Carmina De Young, a sustainable women’s fashion brand in London, secured a contract to make PPE gowns for Health Canada at the start of the pandemic and has expanded from 5 employees to 50. Waste due to COVID-19 has opened a new form of litter.  To help curb the problem, a small business in London that used to create sustainable women’s fashion is now the first in Canada to lead a recycling project that’s diverting personal protective equipment (PPE) from landfill and turning it into new PPE.

In the summer, the federal government estimated that approximately 63,000 tonnes of COVID-19 related PPE would end up in landfill, based on projections for demand over the next year. The Lifecycle PPE project is one of 12 projects that won a grant through NGen’s Strategic Supply Challenge, which challenged companies to use advanced manufacturing technologies to build sustainable Canadian products to fight against COVID-19. Other projects in Canada turn PPE into other products, but NGen has described the Lifecycle PPE project’s recycling and manufacturing processes as “unique in the PPE space.”

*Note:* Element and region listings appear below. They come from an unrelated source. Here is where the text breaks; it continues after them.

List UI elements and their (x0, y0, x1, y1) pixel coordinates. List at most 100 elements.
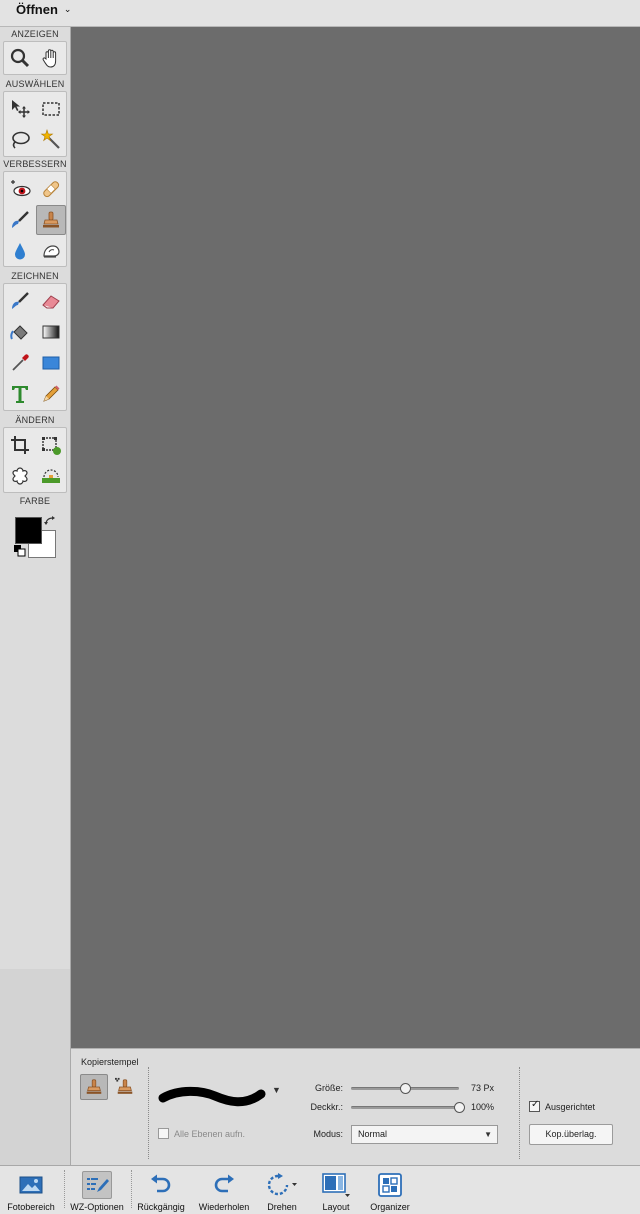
open-menu-button[interactable]: Öffnen ⌄ (16, 2, 71, 17)
cookie-cutter-tool[interactable] (5, 461, 35, 491)
opacity-slider-track[interactable] (351, 1106, 459, 1109)
size-label: Größe: (314, 1083, 343, 1093)
type-tool[interactable] (5, 379, 35, 409)
organizer-label: Organizer (370, 1202, 410, 1212)
sample-all-layers-checkbox[interactable] (158, 1128, 169, 1139)
photo-bin-label: Fotobereich (7, 1202, 55, 1212)
photo-bin-button[interactable]: Fotobereich (0, 1166, 62, 1214)
rotate-button[interactable]: Drehen (260, 1166, 304, 1214)
aligned-checkbox[interactable] (529, 1099, 540, 1112)
brush-preview[interactable] (157, 1079, 267, 1113)
eraser-tool[interactable] (36, 286, 66, 316)
magic-wand-tool[interactable] (36, 125, 66, 155)
size-slider-thumb[interactable] (399, 1083, 411, 1094)
tool-options-button[interactable]: WZ-Optionen (64, 1166, 130, 1214)
tool-group-draw (3, 283, 67, 411)
gradient-tool[interactable] (36, 317, 66, 347)
crop-tool[interactable] (5, 430, 35, 460)
rotate-icon (267, 1171, 297, 1199)
clone-stamp-tool[interactable] (36, 205, 66, 235)
move-tool[interactable] (5, 94, 35, 124)
red-eye-tool[interactable] (5, 174, 35, 204)
lasso-tool[interactable] (5, 125, 35, 155)
pencil-tool[interactable] (36, 379, 66, 409)
bottom-taskbar: Fotobereich WZ-Optionen Rückgängig Wiede… (0, 1165, 640, 1214)
undo-icon (146, 1171, 176, 1199)
divider (148, 1067, 149, 1159)
recompose-icon (42, 437, 61, 455)
sponge-tool[interactable] (36, 236, 66, 266)
marquee-tool[interactable] (36, 94, 66, 124)
organizer-button[interactable]: Organizer (364, 1166, 416, 1214)
tool-options-panel: Kopierstempel ▼ Größe: 73 Px Deckkr.: 10… (71, 1048, 640, 1165)
mode-label: Modus: (313, 1129, 343, 1139)
rotate-label: Drehen (267, 1202, 297, 1212)
sample-all-layers-option[interactable]: Alle Ebenen aufn. (158, 1128, 245, 1139)
redo-icon (209, 1171, 239, 1199)
clone-stamp-icon (43, 211, 59, 228)
type-icon (12, 386, 28, 403)
zoom-tool[interactable] (5, 43, 35, 73)
tool-options-title: Kopierstempel (81, 1057, 139, 1067)
clone-overlay-button[interactable]: Kop.überlag. (529, 1124, 613, 1145)
photo-bin-icon (16, 1171, 46, 1199)
default-colors-icon[interactable] (14, 545, 26, 557)
pencil-icon (43, 385, 60, 402)
divider (519, 1067, 520, 1159)
clone-stamp-icon (86, 1079, 102, 1094)
straighten-tool[interactable] (36, 461, 66, 491)
brush-picker-dropdown-icon[interactable]: ▼ (272, 1085, 281, 1095)
eyedropper-tool[interactable] (5, 348, 35, 378)
hand-icon (42, 49, 57, 68)
top-bar: Öffnen ⌄ (0, 0, 640, 27)
redo-button[interactable]: Wiederholen (192, 1166, 256, 1214)
paint-bucket-tool[interactable] (5, 317, 35, 347)
toolbox: ANZEIGEN AUSWÄHLEN VERBESSERN ZEICHNEN Ä… (0, 27, 71, 969)
undo-label: Rückgängig (137, 1202, 185, 1212)
recompose-tool[interactable] (36, 430, 66, 460)
undo-button[interactable]: Rückgängig (131, 1166, 191, 1214)
eyedropper-icon (12, 354, 29, 371)
chevron-down-icon: ⌄ (63, 4, 72, 14)
section-label-select: AUSWÄHLEN (5, 79, 65, 89)
drop-icon (15, 243, 25, 260)
hand-tool[interactable] (36, 43, 66, 73)
eraser-icon (42, 295, 60, 309)
section-label-color: FARBE (19, 496, 51, 506)
bandage-icon (43, 181, 60, 198)
layout-button[interactable]: Layout (314, 1166, 358, 1214)
aligned-option[interactable]: Ausgerichtet (529, 1099, 596, 1112)
tool-group-modify (3, 427, 67, 493)
foreground-color-swatch[interactable] (15, 517, 42, 544)
straighten-icon (42, 469, 60, 483)
opacity-slider-thumb[interactable] (453, 1102, 465, 1113)
rectangle-icon (42, 356, 60, 370)
smart-brush-tool[interactable] (5, 205, 35, 235)
opacity-value: 100% (471, 1102, 495, 1112)
tool-group-select (3, 91, 67, 157)
toolbox-empty-area (0, 969, 71, 1165)
clone-stamp-mode-button[interactable] (80, 1074, 108, 1100)
blur-tool[interactable] (5, 236, 35, 266)
crop-icon (11, 436, 29, 454)
lasso-icon (12, 131, 30, 149)
tool-group-view (3, 41, 67, 75)
brush-icon (12, 292, 29, 309)
pattern-stamp-mode-button[interactable] (111, 1074, 139, 1100)
sample-all-layers-label: Alle Ebenen aufn. (174, 1128, 246, 1139)
blend-mode-select[interactable]: Normal ▼ (351, 1125, 498, 1144)
open-menu-label: Öffnen (16, 2, 58, 17)
sponge-icon (43, 245, 60, 258)
aligned-label: Ausgerichtet (545, 1101, 596, 1112)
swap-colors-icon[interactable] (43, 515, 57, 528)
opacity-label: Deckkr.: (310, 1102, 343, 1112)
magic-wand-icon (40, 129, 60, 149)
healing-brush-tool[interactable] (36, 174, 66, 204)
section-label-view: ANZEIGEN (11, 29, 59, 39)
canvas-area[interactable] (71, 27, 640, 1048)
shape-tool[interactable] (36, 348, 66, 378)
chevron-down-icon: ▼ (484, 1130, 492, 1139)
red-eye-icon (11, 180, 31, 197)
section-label-enhance: VERBESSERN (3, 159, 67, 169)
brush-tool[interactable] (5, 286, 35, 316)
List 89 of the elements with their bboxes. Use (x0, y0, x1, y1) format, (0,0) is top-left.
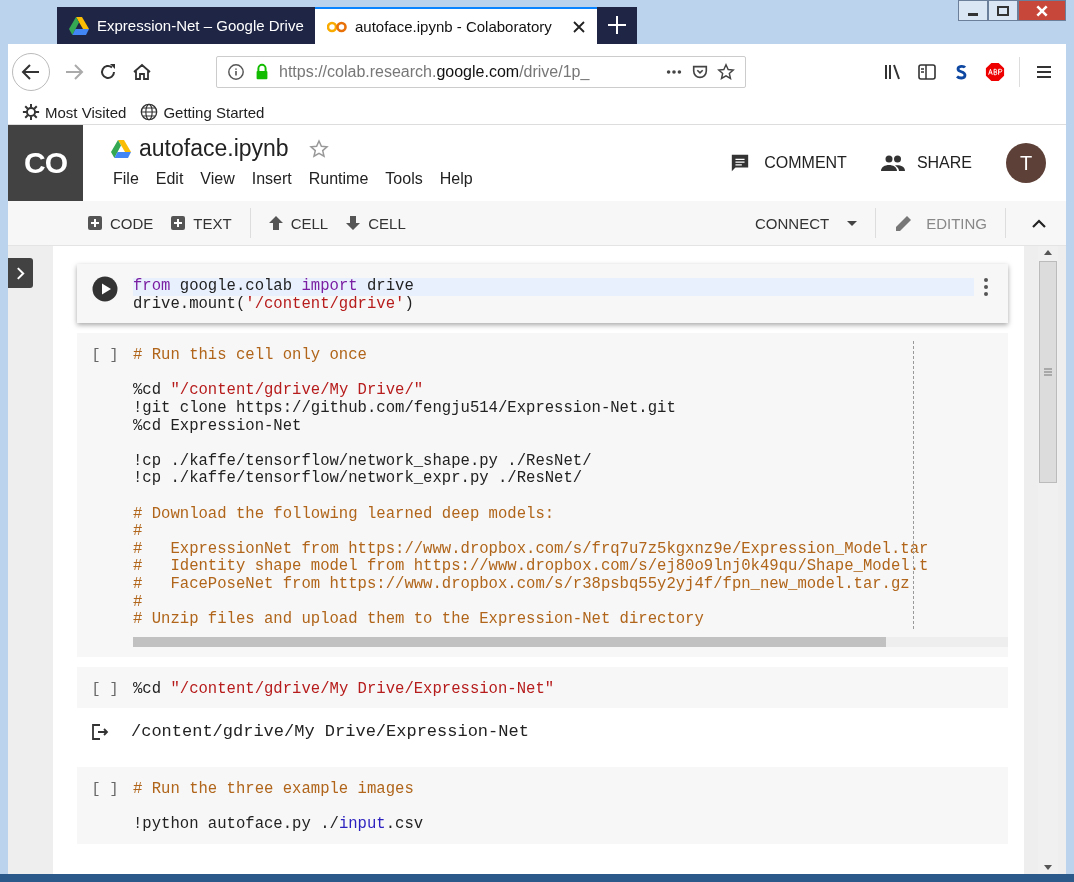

Lifecycle Revive can make polypropylene pellets, like the ones seen here, out of the blue sterilization wrap (pictured in the back) that hospitals throw out. Lifecycle Revive uses a pair of machines to shred old PPE material, liquify it, and turn it into polypropylene pellets. The company will also be in charge of gathering waste from Ontario hospitals. Stahle said he’s already been conducting a pilot project to gather blue sterilization wrap from hospitals in Barrie, Orillia, Parry Sound, Smith Falls, Perth, and Ottawa.

The project wants to take PPE recycling to a whole new level by converting old PPE into a new one.